Colaboração em todo o setor para lidar com a crescente convergência de ameaças físicas e virtuais. As parcerias da indústria, como os olhos no terreno para tecnologias de ponta (e vulnerabilidades correspondentes), devem continuar a se envolver em um diálogo regular sobre como proteger os laços delicados entre a infraestrutura física e virtual, bem como TI e tecnologia operacional (OT) redes. Na América Latina, existem várias partes interessadas que participam da indústria de energia (por exemplo, organizações privadas, governos / reguladores) que devem continuar a colaborar na segurança cibernética.

Recomendações

Segundo a consultoria, as concessionárias que procuram desenvolver um programa estratégico de inteligência contra ameaças devem realizar as seguintes ações:

Identifique oportunidades com base no programa de inteligência de ameaças existente da empresa, com o objetivo de aumentar a consciência situacional entre as equipes e identificar áreas onde o compartilhamento de informações pode ser aprimorado tanto interna quanto externamente com outras concessionárias, fornecedores e prestadores de serviços.

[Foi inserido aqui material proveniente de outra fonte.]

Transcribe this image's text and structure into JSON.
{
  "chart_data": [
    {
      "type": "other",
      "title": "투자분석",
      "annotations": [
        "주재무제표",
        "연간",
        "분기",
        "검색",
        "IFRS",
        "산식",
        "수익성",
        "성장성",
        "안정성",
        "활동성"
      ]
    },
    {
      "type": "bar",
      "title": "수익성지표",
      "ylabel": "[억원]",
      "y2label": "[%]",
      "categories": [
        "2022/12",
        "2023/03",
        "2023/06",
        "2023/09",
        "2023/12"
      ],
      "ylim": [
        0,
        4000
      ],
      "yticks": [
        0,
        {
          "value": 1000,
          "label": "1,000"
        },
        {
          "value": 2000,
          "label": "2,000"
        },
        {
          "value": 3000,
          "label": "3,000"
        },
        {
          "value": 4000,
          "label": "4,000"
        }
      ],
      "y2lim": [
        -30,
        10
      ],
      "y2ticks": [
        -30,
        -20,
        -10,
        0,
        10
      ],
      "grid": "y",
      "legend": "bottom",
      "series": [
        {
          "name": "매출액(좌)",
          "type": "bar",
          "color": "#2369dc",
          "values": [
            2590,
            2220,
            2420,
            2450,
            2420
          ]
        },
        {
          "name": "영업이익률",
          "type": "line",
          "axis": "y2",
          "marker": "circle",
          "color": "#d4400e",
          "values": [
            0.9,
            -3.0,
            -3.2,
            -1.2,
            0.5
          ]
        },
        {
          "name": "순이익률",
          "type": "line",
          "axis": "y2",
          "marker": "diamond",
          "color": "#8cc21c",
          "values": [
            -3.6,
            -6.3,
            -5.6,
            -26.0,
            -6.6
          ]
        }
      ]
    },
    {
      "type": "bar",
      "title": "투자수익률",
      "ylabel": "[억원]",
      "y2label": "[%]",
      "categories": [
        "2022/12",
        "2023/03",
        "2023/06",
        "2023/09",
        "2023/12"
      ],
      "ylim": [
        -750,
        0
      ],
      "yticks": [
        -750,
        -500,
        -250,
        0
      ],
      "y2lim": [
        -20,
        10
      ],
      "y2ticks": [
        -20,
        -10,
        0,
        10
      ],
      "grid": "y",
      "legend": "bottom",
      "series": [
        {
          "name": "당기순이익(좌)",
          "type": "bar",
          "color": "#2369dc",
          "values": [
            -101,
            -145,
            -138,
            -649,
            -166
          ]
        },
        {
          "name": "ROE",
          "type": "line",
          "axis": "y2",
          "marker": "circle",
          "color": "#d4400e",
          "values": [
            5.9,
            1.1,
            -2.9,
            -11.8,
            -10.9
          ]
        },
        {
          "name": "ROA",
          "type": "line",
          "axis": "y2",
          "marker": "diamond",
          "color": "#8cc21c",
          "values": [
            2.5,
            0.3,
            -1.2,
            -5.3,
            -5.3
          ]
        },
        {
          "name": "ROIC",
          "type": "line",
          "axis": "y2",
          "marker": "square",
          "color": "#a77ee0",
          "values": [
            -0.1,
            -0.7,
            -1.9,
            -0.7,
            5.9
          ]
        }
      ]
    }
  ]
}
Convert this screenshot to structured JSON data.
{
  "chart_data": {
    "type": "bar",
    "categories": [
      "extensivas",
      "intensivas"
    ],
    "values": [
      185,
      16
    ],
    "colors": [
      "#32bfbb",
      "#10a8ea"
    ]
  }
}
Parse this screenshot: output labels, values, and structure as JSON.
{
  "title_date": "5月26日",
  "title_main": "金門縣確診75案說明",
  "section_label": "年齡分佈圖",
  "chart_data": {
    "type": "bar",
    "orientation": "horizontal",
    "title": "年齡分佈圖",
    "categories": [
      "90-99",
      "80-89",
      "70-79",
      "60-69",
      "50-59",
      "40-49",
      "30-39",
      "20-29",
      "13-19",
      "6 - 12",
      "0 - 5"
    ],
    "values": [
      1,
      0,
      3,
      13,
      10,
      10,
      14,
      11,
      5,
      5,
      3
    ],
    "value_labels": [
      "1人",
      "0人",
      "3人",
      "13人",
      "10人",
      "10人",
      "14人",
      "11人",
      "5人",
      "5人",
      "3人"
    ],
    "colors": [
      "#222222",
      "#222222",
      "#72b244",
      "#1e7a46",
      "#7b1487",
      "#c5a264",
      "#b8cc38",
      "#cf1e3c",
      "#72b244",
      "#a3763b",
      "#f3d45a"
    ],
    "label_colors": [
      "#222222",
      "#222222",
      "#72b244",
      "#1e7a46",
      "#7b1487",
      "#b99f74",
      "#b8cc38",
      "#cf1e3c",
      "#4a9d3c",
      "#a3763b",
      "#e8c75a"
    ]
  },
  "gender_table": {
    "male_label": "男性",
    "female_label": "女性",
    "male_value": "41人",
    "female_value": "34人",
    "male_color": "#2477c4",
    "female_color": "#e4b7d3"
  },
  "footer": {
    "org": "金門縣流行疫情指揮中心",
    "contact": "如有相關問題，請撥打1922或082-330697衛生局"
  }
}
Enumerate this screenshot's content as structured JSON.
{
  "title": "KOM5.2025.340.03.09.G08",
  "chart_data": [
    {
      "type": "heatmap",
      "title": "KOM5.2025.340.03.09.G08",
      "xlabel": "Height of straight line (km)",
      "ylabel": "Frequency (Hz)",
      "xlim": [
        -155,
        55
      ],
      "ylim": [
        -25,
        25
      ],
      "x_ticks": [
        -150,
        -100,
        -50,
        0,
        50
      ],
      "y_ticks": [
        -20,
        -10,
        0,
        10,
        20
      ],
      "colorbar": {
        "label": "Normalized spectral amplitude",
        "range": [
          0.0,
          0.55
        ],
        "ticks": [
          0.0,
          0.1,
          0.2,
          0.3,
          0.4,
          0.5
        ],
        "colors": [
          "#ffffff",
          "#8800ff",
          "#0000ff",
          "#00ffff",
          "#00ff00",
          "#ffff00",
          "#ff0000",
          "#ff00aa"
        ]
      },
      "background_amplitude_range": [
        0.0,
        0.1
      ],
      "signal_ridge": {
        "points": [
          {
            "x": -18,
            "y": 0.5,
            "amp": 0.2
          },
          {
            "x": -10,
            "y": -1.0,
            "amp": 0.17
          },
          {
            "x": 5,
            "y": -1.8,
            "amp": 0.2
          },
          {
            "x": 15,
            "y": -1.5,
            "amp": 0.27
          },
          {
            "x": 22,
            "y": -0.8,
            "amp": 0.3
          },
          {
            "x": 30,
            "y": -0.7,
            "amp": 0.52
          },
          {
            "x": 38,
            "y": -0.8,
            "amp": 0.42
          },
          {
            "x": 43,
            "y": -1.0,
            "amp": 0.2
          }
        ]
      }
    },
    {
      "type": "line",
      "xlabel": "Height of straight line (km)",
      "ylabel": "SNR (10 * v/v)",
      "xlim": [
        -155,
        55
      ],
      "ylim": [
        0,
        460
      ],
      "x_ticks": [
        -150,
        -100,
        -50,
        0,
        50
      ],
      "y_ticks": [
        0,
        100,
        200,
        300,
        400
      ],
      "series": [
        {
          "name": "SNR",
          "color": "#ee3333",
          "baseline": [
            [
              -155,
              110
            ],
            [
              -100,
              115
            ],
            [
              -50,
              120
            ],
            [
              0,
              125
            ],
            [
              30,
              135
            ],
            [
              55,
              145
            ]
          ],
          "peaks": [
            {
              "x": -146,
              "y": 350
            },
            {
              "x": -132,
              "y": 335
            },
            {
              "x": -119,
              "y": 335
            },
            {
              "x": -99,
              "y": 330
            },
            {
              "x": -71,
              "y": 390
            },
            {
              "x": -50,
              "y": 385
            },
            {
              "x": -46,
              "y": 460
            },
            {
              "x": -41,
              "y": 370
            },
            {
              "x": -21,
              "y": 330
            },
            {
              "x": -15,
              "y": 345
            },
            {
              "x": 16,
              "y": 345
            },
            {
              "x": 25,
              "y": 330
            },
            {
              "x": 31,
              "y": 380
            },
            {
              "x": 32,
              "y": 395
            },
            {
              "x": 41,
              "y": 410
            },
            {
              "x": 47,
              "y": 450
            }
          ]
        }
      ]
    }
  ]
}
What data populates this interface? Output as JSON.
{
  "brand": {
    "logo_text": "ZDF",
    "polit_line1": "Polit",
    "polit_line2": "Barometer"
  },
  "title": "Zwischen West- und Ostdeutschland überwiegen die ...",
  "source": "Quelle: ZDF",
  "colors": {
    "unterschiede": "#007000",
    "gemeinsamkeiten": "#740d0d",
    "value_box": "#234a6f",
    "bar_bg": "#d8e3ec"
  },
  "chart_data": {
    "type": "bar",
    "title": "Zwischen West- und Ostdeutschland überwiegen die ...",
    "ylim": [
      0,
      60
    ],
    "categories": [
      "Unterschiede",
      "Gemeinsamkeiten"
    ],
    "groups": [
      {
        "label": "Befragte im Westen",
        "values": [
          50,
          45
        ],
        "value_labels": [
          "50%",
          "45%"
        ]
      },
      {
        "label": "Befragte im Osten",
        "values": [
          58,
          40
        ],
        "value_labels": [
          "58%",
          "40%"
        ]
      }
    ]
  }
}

Defina um programa de inteligência contra ameaças robusto, incluindo a identificação de tópicos, produtos e artefatos táticos, operacionais e estratégicos de inteligência sobre ameaças e uma cadência correspondente para o lançamento de cada produto.

Conduza uma análise detalhada dos facilitadores do programa de inteligência contra ameaças estratégico, incluindo o modelo operacional da equipe de inteligência sobre ameaças e os recursos de compartilhamento de conhecimento.

Treine os principais interessados ??em inteligência de ameaças no desenvolvimento de produtos e nas melhores práticas de compartilhamento de informações.

Além disso, as empresas de primeira linha garantem que o programa de segurança cibernética tenha um modelo operacional forte. Fundamental para o sucesso é o projeto de um catálogo de serviços de segurança cibernética e o modelo operacional e os fluxos de processos que os acompanham, que identificam as principais funções e pontos de contato entre os interessados ??e criam medidas de sucesso para o programa.